The Disaster Artist, in other words, wants to have it both ways. It wants to make fun of Wiseau while pretending that it is paying tribute to him or some such business. It all feels disingenuous to me. The Disaster Artist isn't really interested in getting to know Wiseau, in exploring what's going on with him or how he works or what he thinks. It's content, instead, simply to look at him as a curiosity, a bizarre, wealthy clown. It reminded me a bit of the way last year's Stephen Frears's film looked at Florence Foster Jenkins: this person is a freak and nothing more. We might feel a little bit sorry for these people, but we certainly can't identify with them. Both of those films allow us to believe that we normal people are nothing like those weirdos.

I didn't dislike the film, really, but it definitely left a bad taste in my mouth.

* * *
My own preferences for Best Actor this year lean toward Robert Pattinson, Claes Bang, Harris Dickinson, and Jeremy Renner – but that's another story, and I haven't seen Call Me By Your Name, The Post, or Phantom Thread yet, so the jury's still out.

08 December 2017

Two Lives

Anna Muylaert's film Mãe Só Há Uma (2016) was released in the U.S. (and is available on Netflix) as Don't Call Me Son. I only just watched it last month, so I'm finally writing about it.

The movie's pretty great.
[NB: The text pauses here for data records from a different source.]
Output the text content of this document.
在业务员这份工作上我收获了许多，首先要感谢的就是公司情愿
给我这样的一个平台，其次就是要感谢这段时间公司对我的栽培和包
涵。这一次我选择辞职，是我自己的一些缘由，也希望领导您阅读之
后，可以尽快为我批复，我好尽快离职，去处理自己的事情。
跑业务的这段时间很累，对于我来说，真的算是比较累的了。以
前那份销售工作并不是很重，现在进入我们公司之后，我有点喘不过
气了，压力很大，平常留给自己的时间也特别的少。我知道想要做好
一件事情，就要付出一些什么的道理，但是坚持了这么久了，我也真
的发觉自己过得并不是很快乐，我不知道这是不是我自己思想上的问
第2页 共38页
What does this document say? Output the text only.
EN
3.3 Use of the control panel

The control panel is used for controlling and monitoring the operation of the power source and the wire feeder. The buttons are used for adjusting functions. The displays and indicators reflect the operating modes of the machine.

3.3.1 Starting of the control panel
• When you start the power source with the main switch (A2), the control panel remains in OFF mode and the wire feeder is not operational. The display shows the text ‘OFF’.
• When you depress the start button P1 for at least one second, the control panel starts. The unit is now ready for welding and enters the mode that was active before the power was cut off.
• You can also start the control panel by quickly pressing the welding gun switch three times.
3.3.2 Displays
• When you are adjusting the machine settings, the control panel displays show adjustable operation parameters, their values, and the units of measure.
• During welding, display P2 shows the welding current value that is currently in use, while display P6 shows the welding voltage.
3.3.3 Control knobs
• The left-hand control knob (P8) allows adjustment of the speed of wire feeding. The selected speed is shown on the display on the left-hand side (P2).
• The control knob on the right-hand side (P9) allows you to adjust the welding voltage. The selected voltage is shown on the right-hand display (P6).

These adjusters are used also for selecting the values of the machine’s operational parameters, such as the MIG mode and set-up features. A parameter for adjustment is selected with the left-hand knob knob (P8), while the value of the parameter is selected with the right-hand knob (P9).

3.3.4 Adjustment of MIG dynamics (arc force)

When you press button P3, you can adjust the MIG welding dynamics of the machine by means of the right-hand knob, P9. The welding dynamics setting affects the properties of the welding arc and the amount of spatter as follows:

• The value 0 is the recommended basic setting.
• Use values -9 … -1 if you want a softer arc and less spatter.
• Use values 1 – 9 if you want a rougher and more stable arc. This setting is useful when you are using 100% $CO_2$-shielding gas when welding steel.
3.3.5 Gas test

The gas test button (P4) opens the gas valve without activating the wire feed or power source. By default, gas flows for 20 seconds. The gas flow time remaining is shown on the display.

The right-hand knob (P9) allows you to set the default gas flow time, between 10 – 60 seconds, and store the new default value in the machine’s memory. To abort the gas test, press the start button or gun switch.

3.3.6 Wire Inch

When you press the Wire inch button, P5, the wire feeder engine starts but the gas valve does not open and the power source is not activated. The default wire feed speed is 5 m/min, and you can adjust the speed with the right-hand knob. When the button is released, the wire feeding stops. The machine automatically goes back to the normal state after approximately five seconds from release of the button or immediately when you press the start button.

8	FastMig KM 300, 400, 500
It's not as good as Muylaert's 2015 movie Que Horas Ela Volta? (The Second Mother), but, then, The Second Mother is a brilliant film with a superb central performance by Regina Casé, so it is hard to beat.

Don't Call Me Son is about motherhood in some ways, too, but this new film takes the opposite perspective. This is a movie about being a teenager, and it explores that topic with sensitivity and generosity.

The film's clever English title (which seems unrelated to the film's original Portuguese title) manages to articulate both the main character's experiments with gender performance and his difficulties with his parents.

Still, if you're looking for a film about trans issues or even gay issues, this film isn't really trying to do that. Instead, the main character's experiments with sexuality and gender performance work as a kind of backdrop or circumstance that coincides with the larger story of finding a home and taking care of others. I really liked this movie, and the more I think about it the more I like it.